Breitner spielte von 1970 bis 1974 bei Bayern München in der Fußball-Bundesliga. Nach der Fußballweltmeisterschaft 1974 wechselte er zu Real Madrid. 1977 kehrte er in die Bundesliga zurück, spielte zunächst für Eintracht Braunschweig und ab 1978 wieder für Bayern München. 1983 trat er endgültig zurück. Er spielte auf den Positionen eines offensiven Verteidigers (frühe 1970er Jahre) und Mittelfeldspielers (spätere Zeit).

Seine größten sportlichen Erfolge waren die Gewinne der Weltmeisterschaft 1974 und der Europameisterschaft 1972 sowie die Vizeweltmeisterschaft 1982. Im WM-Endspiel 1974 gegen die Niederlande verwandelte er einen Elfmeter zum 1:1-Ausgleich, der die Wende zugunsten der deutschen Mannschaft brachte. Außerdem gewann er mit Bayern München einmal den Europapokal der Landesmeister, zweimal den deutschen Pokal, und wurde fünfmal deutscher Meister. Insgesamt erzielte er in seinen 285 Bundesligaspielen 93 Tore.

Breitner trat auch als Schauspieler in dem Film Potato-Fritz (1976) und als Kommentator für die Bild-Zeitung auf.

Breitner pflegte besonders in den frühen 1970er Jahren das publikumswirksame und den damaligen Zeitgeist entsprechende Image eines Fußball-Rebellen. Mit einer Frisur im wilden Afro-Look, der demonstrativ zum Training mitgenommenen Mao-Bibel und seinem Dauerstreit mit Bundestrainer Helmut Schön und vielen Funktionären des DFB waren ihm die Schlagzeilen der Sportpresse sicher. Andererseits zeigte er schon damals realistischen Geschäftssinn und griff jedenfalls dann nicht zur offenen Rebellion, wenn diese mit eigenem körperlichem oder wirtschaftlichem Risiko verbunden gewesen wäre, so hielt er sich z.B. im Spanien der Franco-Ära im Rahmen der vom Regime gestatteten Freiräume und hatte im übrigen zu seinen Vereinspräsidenten und Sponsoren meist ein gutes Verhältnis. Sein Markenzeichen, den Vollbart, rasierte er sich vor der Weltmeisterschaft 1982 ab, um Sponsorengelder eines Rasierapparate-Herstellers zu erhalten.

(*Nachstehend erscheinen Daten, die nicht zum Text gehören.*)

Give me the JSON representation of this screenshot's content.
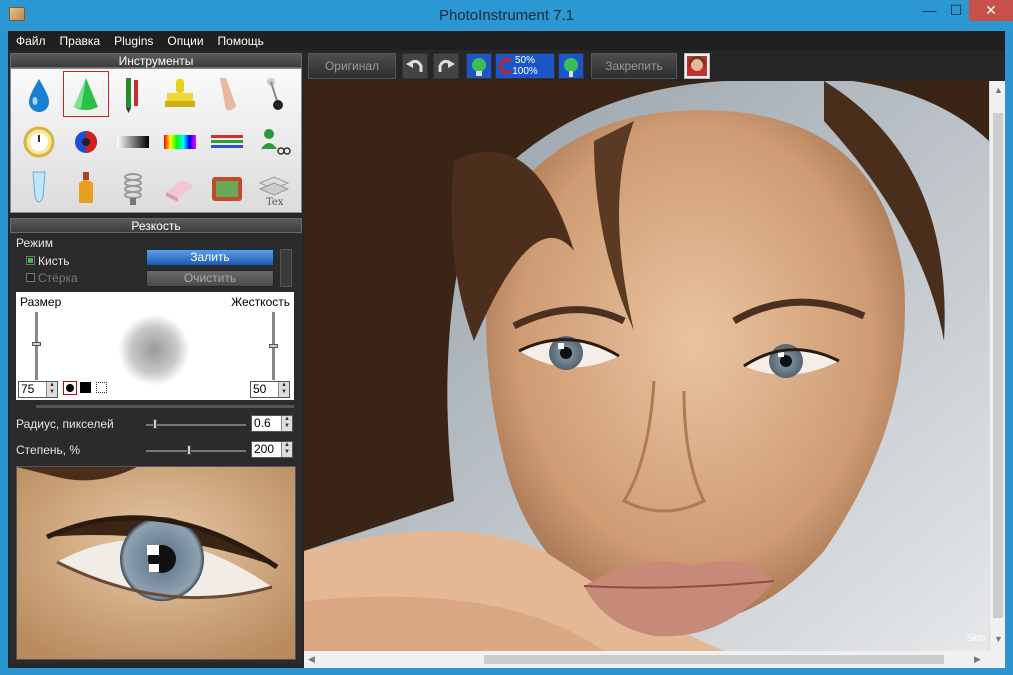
{
  "window": {
    "title": "PhotoInstrument 7.1",
    "min": "—",
    "max": "☐",
    "close": "✕"
  },
  "menu": [
    "Файл",
    "Правка",
    "Plugins",
    "Опции",
    "Помощь"
  ],
  "tools_panel": {
    "title": "Инструменты"
  },
  "tool_icons": [
    "water-drop-icon",
    "cone-icon",
    "pencil-brush-icon",
    "stamp-icon",
    "finger-icon",
    "pin-icon",
    "clock-icon",
    "color-circle-icon",
    "gradient-icon",
    "rainbow-icon",
    "color-lines-icon",
    "user-scissors-icon",
    "test-tube-icon",
    "bottle-icon",
    "spring-icon",
    "eraser-icon",
    "tv-icon",
    "text-layers-icon"
  ],
  "settings_panel": {
    "title": "Резкость",
    "mode_label": "Режим",
    "brush_label": "Кисть",
    "eraser_label": "Стёрка",
    "fill_button": "Залить",
    "clear_button": "Очистить",
    "size_label": "Размер",
    "hardness_label": "Жесткость",
    "size_value": "75",
    "hardness_value": "50",
    "radius_label": "Радиус, пикселей",
    "radius_value": "0.6",
    "degree_label": "Степень, %",
    "degree_value": "200"
  },
  "toolbar": {
    "original_button": "Оригинал",
    "zoom_top": "50%",
    "zoom_bottom": "100%",
    "pin_button": "Закрепить"
  },
  "canvas": {
    "watermark": "Skin"
  },
  "colors": {
    "accent_blue": "#2b97d3",
    "close_red": "#c7504a",
    "fill_button": "#1f5ab0",
    "brush_check": "#3cc03c"
  }
}
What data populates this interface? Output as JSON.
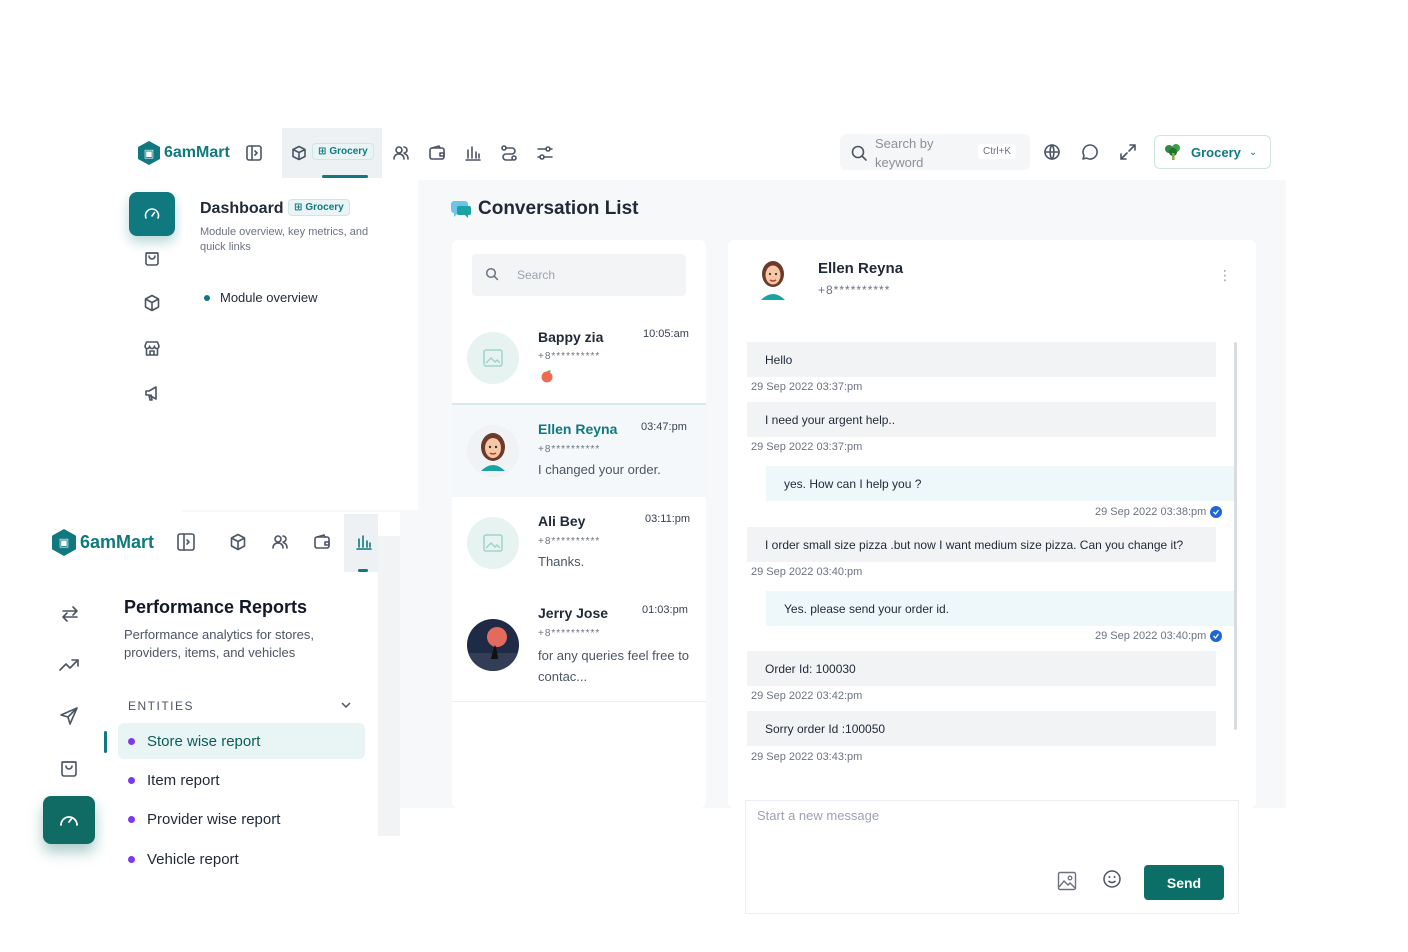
{
  "back_app": {
    "brand": "6amMart",
    "module_pill": "Grocery",
    "search": {
      "placeholder": "Search by keyword",
      "shortcut": "Ctrl+K"
    },
    "module_select": "Grocery",
    "dashboard": {
      "title": "Dashboard",
      "pill": "Grocery",
      "subtitle": "Module overview, key metrics, and quick links",
      "item": "Module overview"
    },
    "conversation": {
      "title": "Conversation List",
      "search_placeholder": "Search",
      "items": [
        {
          "name": "Bappy zia",
          "phone": "+8**********",
          "time": "10:05:am",
          "msg": ""
        },
        {
          "name": "Ellen Reyna",
          "phone": "+8**********",
          "time": "03:47:pm",
          "msg": "I changed your order."
        },
        {
          "name": "Ali Bey",
          "phone": "+8**********",
          "time": "03:11:pm",
          "msg": "Thanks."
        },
        {
          "name": "Jerry Jose",
          "phone": "+8**********",
          "time": "01:03:pm",
          "msg": "for any queries feel free to contac..."
        }
      ]
    },
    "chat": {
      "name": "Ellen Reyna",
      "phone": "+8**********",
      "messages": [
        {
          "text": "Hello",
          "time": "29 Sep 2022 03:37:pm",
          "me": false
        },
        {
          "text": "I need your argent help..",
          "time": "29 Sep 2022 03:37:pm",
          "me": false
        },
        {
          "text": "yes. How can I help you ?",
          "time": "29 Sep 2022 03:38:pm",
          "me": true
        },
        {
          "text": "I order small size pizza .but now I want medium size pizza. Can you change it?",
          "time": "29 Sep 2022 03:40:pm",
          "me": false
        },
        {
          "text": "Yes. please send your order id.",
          "time": "29 Sep 2022 03:40:pm",
          "me": true
        },
        {
          "text": "Order Id: 100030",
          "time": "29 Sep 2022 03:42:pm",
          "me": false
        },
        {
          "text": "Sorry order Id :100050",
          "time": "29 Sep 2022 03:43:pm",
          "me": false
        }
      ],
      "input_placeholder": "Start a new message",
      "send_label": "Send"
    }
  },
  "front_app": {
    "brand": "6amMart",
    "title": "Performance Reports",
    "subtitle": "Performance analytics for stores, providers, items, and vehicles",
    "section": "ENTITIES",
    "items": [
      "Store wise report",
      "Item report",
      "Provider wise report",
      "Vehicle report"
    ]
  },
  "colors": {
    "primary": "#107980",
    "accent_dot": "#7c3aed",
    "check": "#1e66d8"
  }
}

Viele Sympathien verlor er während der Weltmeisterschaft 2002, als er für einen Fernsehsender der damaligen Kirch-Gruppe ein Fußballmagazin moderierte. In diesem Magazin wurden die einzigen frei empfangbaren Kurzberichte zu denjenigen Spielen übertragen, die in voller Länge ausschließlich im Pay-TV-Sender der Kirch-Gruppe zu sehen waren. Es handelte sich dabei um die Mehrzahl der WM-Spiele. Die Vorwürfe gegen das von Breitner repräsentierte Magazin lauteten: a.) bewußt den Ausgang der Spiele vorher anzudeuten und die Spannung zu reduzieren, b.) in den Spielberichten lange Passagen zu unwesentlichen Trivia zu bringen - wie beispielsweise den Schwitzflecken des spanischen Trainers Camacho - und dafür attraktive Spielszenen herauszuschneiden, c.) die Sendung nicht nur über sehr ausgedehnte Werbepausen, sondern auch über lange Studiopassagen mit langen um Originalität bemühten Kommentierungen der Spiele durch Breitner endlos in die Länge zu ziehen, während die eigentlichen Spielberichte meist nur wenige Minuten pro Spiel ausmachten. Hintergrund dieser von Breitner repräsentierten Politik soll es - so die Kritiker - gewesen sein, durch eine zweitklassige Berichterstattung im Free-TV neue Abonnenenten für das Pay-TV zu gewinnen.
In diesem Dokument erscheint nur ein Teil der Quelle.